Капель - очень тихий городок тёмных душ в одной из пещер Пандемониума. Отрезанный от остальной мультивселенной, живущий по своим законам и принципам. И со своими, пусть мелкими, но фракциями. И у каждой фракции, конечно, есть лидер. Выросший за пределами Капели, получивший свои шрамы убеждений в Большом Мире, выбравший путь, который привёл в этот мирок. Как они стали такими и во что они верят. Надеюсь, не поленюсь описать хоть половину фракций.
Саттар. Часть первая - старый сон, приснился в душной комнате с ночной бабочкой, шуршащей на стене.
осторожно, валяется для себя, нифига не редактировано
Это был сон не обо мне. Девушка, которую я видела, была ниже меня ростом, с короткими красноватыми, крашенными волосами. Голос её был выше и тоньше, кожа бледнее и с другим оттенком. Она носила дурацкие длинные платья, тёмно-коричневые, бархатные с шёлковыми вставками. Она была дочерью то ли какого-то имперского чиновника, то ли посла – какая разница, она просто направлялась из одного города в другой в чужой стране, которую не знала. Отец дал ей свиту и телохранителей – каких смог найти в незнакомом городе, и вся их надёжность была в том, что они из разных банд и потому не смогут договориться, кому достанется добыча, если они её предадут.
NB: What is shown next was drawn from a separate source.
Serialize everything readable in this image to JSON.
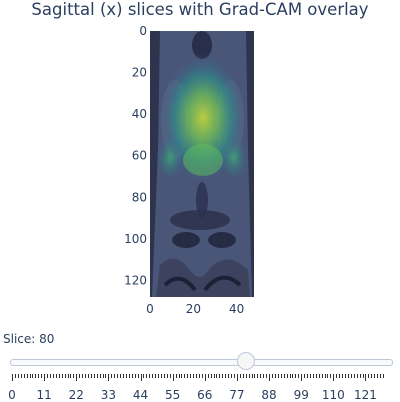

Девчонка - лет 17-18 – боялась свою собственную охрану, но только тогда, когда не забывала, что ей следует. В оставшееся время она, вечно скучавшая в доме отца под присмотром слуг и нянечек, просто пыталась нахвататься впечатлений до того, как её запрут снова. И были земли, красивые, как старые мечи, и умирающие, как букет чайных роз. И были земли нищие, как талантливый музыкант, и мрачные, как мёртвые коряги на берегу цветущего озера. Какая разница, в одном из ущелий на них напали, и они не смогли отбиться.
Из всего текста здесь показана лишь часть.